Wibbly Wobbly Timey Wimey
To illustrate the differences in the time periods, the characters jump back and forth between eras of game graphics. The “present” has 16-bit graphics, but when your party goes to the “past,” everything is in 8-bit graphics. The “future” has PS1 graphics. Beating the game is like a giant time travel puzzle. You must figure out not only the correct place, but also the correct time to solve various quests, and it’s a blast seeing how your actions in one timeline affect the others.
As is fitting for its homage roots, Evoland 2 contains short segments of just about every game genre you can think of. There’s top-down hack ‘n slash, side-scrolling platformer, SHMUP, beat ’em up, gem swap, tactical RPG, and more. These sections are hugely fun. Not only do they add variety to the core gameplay, but they also create anticipation for what you’ll uncover next.
You might think that a game that tries to do everything wouldn’t do any of it well. But here, it really, really works.
Game of Cards
I want to make a special shoutout to Game of Cards, which ended up being my absolute favorite part of Evoland 2. This year I’m asking Santa for a standalone Game of Cards title. I’m not even joking.
Game of Cards is a minigame in Evoland 2. Players seek to defeat their opponent by reducing their hearts to zero. Strategy comes into play in how you balance offense and defense, how you react to your opponent’s cards, and in how you manage your mana (without it, you can’t play any cards).
As Kuro explores the world, he can challenge the NPCs he encounters, and if he wins, he’s awarded a new card for his deck. Collect all 60 to be the Game of Cards Grand High Champion of the Universe and Beyond. Okay, that’s not the official title given by the game, but I’m still going to put it on my business cards.
Areas for Improvement
Honestly, I’ve enjoyed my time with Evoland so much that I’ve had to really rack my brain to come up with problems in the game. Eventually, I did settle on two aspects that would’ve made my experience a little smoother.

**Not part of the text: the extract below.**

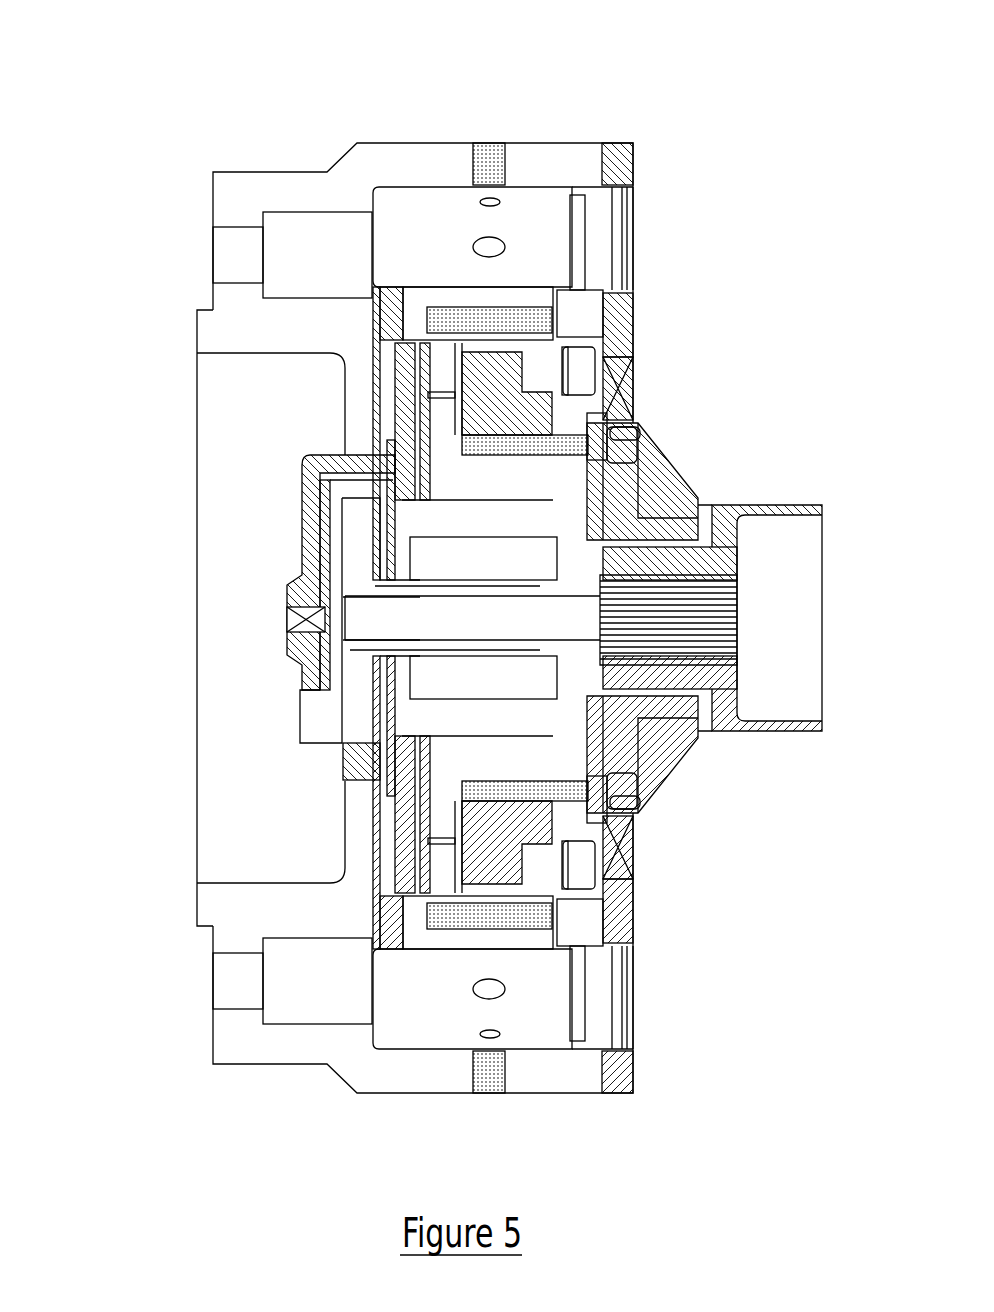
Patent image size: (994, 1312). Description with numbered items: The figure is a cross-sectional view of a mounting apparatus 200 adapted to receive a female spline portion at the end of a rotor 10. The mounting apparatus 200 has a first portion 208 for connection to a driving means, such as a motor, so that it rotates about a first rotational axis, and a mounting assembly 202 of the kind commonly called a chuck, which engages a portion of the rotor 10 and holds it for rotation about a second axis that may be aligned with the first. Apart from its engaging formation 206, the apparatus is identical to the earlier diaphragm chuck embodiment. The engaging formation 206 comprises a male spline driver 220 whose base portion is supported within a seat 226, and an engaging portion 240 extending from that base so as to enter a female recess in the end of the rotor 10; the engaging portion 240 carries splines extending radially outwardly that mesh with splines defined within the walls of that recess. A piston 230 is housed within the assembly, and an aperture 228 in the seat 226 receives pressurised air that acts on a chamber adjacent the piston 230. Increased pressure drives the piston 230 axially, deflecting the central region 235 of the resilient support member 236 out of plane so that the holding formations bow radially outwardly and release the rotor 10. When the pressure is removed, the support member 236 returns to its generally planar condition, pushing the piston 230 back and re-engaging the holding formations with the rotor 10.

The mounting apparatus 200 is at (677, 130).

Firstly, aside from the glowing blue save circles that appear in key areas, there is no way to manually save your game. This leaves you relying on the autosave feature, which can be an uncomfortable exercise in trust for those who have been burned before. Evoland‘s never failed me, but I’d be lying if I said I didn’t sometimes quit the game while crossing my fingers and chanting, “Please save! Please save! Please save!”
The other issue is more minor. There’s a surprising amount of content in Evoland 2, and between all the side quests and collectibles, it can be difficult to remember everything you need to do. Thus the game would be well-served with a to-do list or quest log of some kind.
Graphics & Sound
Visually, Evoland 2 is a nostalgic treat. I never got tired of switching between the timelines and seeing the differences in the graphics. Everything is colorful and familiar with an attention to detail that makes it seem like a title that was made with love.
Likewise, the music is wonderful, and it’s reminiscent of the many games that served as inspiration. You’ll hear a bit of The Legend of Zelda here, a bit of Final Fantasy there, etc. The various themes are fun and catchy but without getting annoying after too much repetition. In fact, some of the pieces downright rock. The Ghost Forest theme (listen here) is my new jam.
Full disclosure: I seriously had so much fun with this title. I don’t often have time to replay games, but I will make time for Evoland. With its clever humor, puzzle challenges, and genre segments, this is a quality experience that should be good for many playthroughs.